Could coffee become more valuable than your average base metal?
It is beginning to look that way - at least for top quality arabica beans in Kenya, where dry weather has dashed hopes of a production rise this season.
A lot of premium AA grade coffee sold at the Nairobi Coffee Exchange on Tuesday for $1,011 per 50kg bag, 40% higher than it was achieving last month.
The 340kg lot originated from a central Kenyan growers co-operative, Kiomothai, and was bought by East African specialist C Dormans, which sells to foreign markets besides running a chain of Kenyan coffee shops.
Dornams paid the equivalent of more than $20,000 tonne, making the coffee more than twice as expensive as copper, and approaching the levels that the likes of aluminium, nickel and tin trade at.
'Outlook robust'
The price reflected the dearth of high quality beans for sale, Daniel Mbithi, a Nairobi Coffee Exchange official, said.
"There is no coffee and the market is grabbing the few available offers," he told Reuters, the news agency, adding that "the price outlook remains robust going into the coming weeks".
"Supplies remain tight."
Production downgrade
Kenya, unlike some other African countries, has suffered poor coffee growing weather with unusually late and heavy rains early in 2010 damaging flowering before dry conditions later in the year damaging yields of fruit which did set.

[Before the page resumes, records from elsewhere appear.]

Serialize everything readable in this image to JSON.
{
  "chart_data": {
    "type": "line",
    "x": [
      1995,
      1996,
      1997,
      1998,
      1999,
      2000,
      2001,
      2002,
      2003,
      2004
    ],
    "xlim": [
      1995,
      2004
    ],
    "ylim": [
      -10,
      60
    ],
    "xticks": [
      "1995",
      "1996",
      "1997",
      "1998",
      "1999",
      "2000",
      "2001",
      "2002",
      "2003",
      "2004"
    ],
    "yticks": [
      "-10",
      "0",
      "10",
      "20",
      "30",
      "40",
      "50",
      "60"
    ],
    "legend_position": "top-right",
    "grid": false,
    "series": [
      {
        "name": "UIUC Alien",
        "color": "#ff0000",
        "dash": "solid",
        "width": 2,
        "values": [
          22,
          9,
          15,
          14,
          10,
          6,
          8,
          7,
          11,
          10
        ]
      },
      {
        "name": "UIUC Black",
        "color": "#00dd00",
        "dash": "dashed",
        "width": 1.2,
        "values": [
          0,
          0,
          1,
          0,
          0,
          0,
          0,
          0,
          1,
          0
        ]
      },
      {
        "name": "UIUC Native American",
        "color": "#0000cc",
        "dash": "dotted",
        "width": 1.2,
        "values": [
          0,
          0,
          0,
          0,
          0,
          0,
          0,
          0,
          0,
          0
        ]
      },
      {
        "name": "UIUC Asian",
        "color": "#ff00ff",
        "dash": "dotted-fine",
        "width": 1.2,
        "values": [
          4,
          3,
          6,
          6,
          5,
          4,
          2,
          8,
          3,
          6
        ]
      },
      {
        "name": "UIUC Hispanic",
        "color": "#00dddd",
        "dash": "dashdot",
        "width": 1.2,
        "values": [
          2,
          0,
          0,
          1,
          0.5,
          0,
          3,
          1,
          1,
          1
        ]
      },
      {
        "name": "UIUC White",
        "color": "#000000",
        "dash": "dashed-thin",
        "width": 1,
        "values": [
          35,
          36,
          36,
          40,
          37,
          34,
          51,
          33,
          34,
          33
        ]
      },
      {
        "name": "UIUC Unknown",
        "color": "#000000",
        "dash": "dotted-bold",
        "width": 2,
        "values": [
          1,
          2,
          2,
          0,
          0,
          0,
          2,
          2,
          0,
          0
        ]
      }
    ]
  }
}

The Kenya Coffee Board on Monday cut to 40,000 tonnes its forecast for the country's coffee output in 2010-11, from a previous forecast of 49,000-55,000 tonnes, and leaving the crop on track to fall short of the previous season's output of 45,000 tonnes.
The influential International Coffee Organisation last week lifted its estimate for world coffee production this season citing better weather in many major African producing nations, with the likes of Ethiopia, Tanzania and Uganda enjoying improved conditions.
In New York, arabica futures for March delivery closed 0.3% higher at 235.35 cents a pound, equivalent to less than $5,200 a tonne.